The Sergeant Major of the Army (SMA) is a unique non-commissioned rank in the United States Army. The holder of this rank and position is the most senior enlisted member of the Army, unless an army sergeant is serving as the senior enlisted advisor to the Chairman of the Joint Chiefs of Staff, in which case he would be the most senior enlisted man and the SMA will be the second-most senior enlisted member of the army. The SMA is appointed to serve as a spokesman to address the issues of enlisted soldiers to all officers, from warrant officers and lieutenants to the army's highest positions. As such, they are the senior enlisted advisor to the Chief of Staff of the US Army. The exact duties vary depending on the chief of staff, though much of the SMA's time is spent traveling throughout the army, observing training and talking to soldiers and their families.
Kenneth O. Preston held the rank from 15 January 2004, through 28 February 2011, the only incumbent to serve longer than four years. SMA Preston was succeeded by Command Sergeant Major Raymond F. Chandler III, on 1 March 2011.
The rank and position were based on those of the Sergeant Major of the Marine Corps, established in its current incarnation on 23 May 1957. The chief of staff of the army created the position in 1966 after asking leaders of the major commands for a personal recommendation. He asked that it not be considered a near retirement type assignment. He listed seven duties and functions he expected the sergeant major to perform, including service as a personal advisor and assistant on matters pertaining to enlisted soldiers. From 4,700 proposed candidates, 21 nominees were selected. Finally chosen was the only one then serving in Vietnam, Sergeant MajorWilliam O. Wooldridge of the 1st Infantry Division.

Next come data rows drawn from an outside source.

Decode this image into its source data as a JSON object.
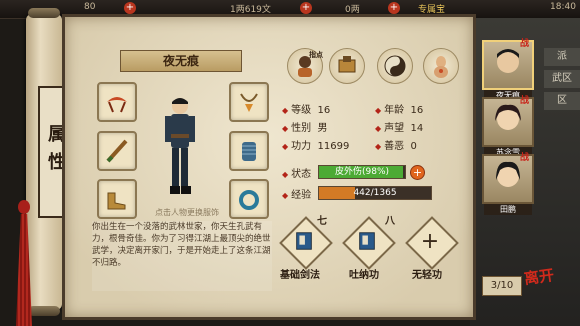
{
  "topbar": {
    "left_value": "80",
    "money": "1两619文",
    "ingot": "0两",
    "vip_label": "专属宝",
    "time": "18:40"
  },
  "right_tabs": [
    "派",
    "武区",
    "区"
  ],
  "scroll": {
    "title": "属性"
  },
  "character": {
    "name": "夜无痕",
    "hint": "点击人物更换服饰",
    "bio": "你出生在一个没落的武林世家，你天生孔武有力，根骨奇佳。你为了习得江湖上最顶尖的绝世武学，决定离开家门，于是开始走上了这条江湖不归路。"
  },
  "top_icons": [
    {
      "name": "master-icon",
      "label": "指点"
    },
    {
      "name": "scroll-icon",
      "label": ""
    },
    {
      "name": "yinyang-icon",
      "label": ""
    },
    {
      "name": "meridian-icon",
      "label": ""
    }
  ],
  "stats": {
    "level_label": "等级",
    "level": "16",
    "age_label": "年龄",
    "age": "16",
    "gender_label": "性别",
    "gender": "男",
    "fame_label": "声望",
    "fame": "14",
    "power_label": "功力",
    "power": "11699",
    "evil_label": "善恶",
    "evil": "0",
    "status_label": "状态",
    "status_text": "皮外伤(98%)",
    "status_pct": 98,
    "exp_label": "经验",
    "exp_text": "442/1365",
    "exp_pct": 32.4
  },
  "skills": [
    {
      "num": "七",
      "label": "基础剑法"
    },
    {
      "num": "八",
      "label": "吐纳功"
    },
    {
      "num": "",
      "label": "无轻功"
    }
  ],
  "pager": "3/10",
  "party": [
    {
      "name": "夜无痕",
      "tag": "战"
    },
    {
      "name": "苏念雪",
      "tag": "战"
    },
    {
      "name": "田鹏",
      "tag": "战"
    }
  ],
  "logo": "离开",
  "colors": {
    "accent_red": "#b32418",
    "status_green": "#4caa34",
    "exp_orange": "#d37a25"
  }
}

The sergeant major of the army salary for E-9 is $7,816.20 per month plus additional pay and allowances
Sergeant Major of the Army rank insignia 1966-1979
Sergeant Major of the Army rank insignia 1979-1994
Sergeant Major of the Army rank insignia 1994–present
Sergeant Major of the Army branch of service collar insignia
Sergeant Major of the Army cap device
The sergeant major of the army, like counterparts in the other branches, wears a unique rank insignia, including a unique collar insignia ("brass").
The collar insignia of the SMA is the shield portion of the collar insignia of an aide-de-camp to the Army Chief of Staff (less the surmounting eagle), placed upon an enlisted collar disk of gold color, one inch in diameter. The insignia worn by SMA Wooldridge was hand-soldered by Colonel Jasper J. Wilson from a cannibalized aide's insignia and enlisted collar brass. The insignia was approved on 4 July 1966. Originally, the SMA would wear the device on each collar, but he now wears the standard "U.S." disk on his right collar as do all enlisted soldiers. This insignia is also worn in place of a unit insignia on the SMA's beret, garrison cap, and pull-over sweater. The collar insignia of the senior enlisted advisor to the chairman ("SEAC") of the JCS, approved 2 February 2006, is based directly upon that of the SMA, and features the shield of an aide de camp to the chairman of the joint chiefs of staff (without the surmounting eagle), on a gold-colored disk.
The SMA's cap device, worn on the front of the blue service cap (and, formerly, the white service cap; and, until 2011 the green service cap) is a gold-colored rendering of the United States' coat of arms, surrounded by a wreath. The cap device for all other U.S. Army enlisted soldiers is a gold-colored rendering of the United States' coat of arms on a gold-colored disk (males) or surrounded by a gold colored ring (females). The chief master sergeant of the air force has the same cap device as the SMA, but in silver-colored metal.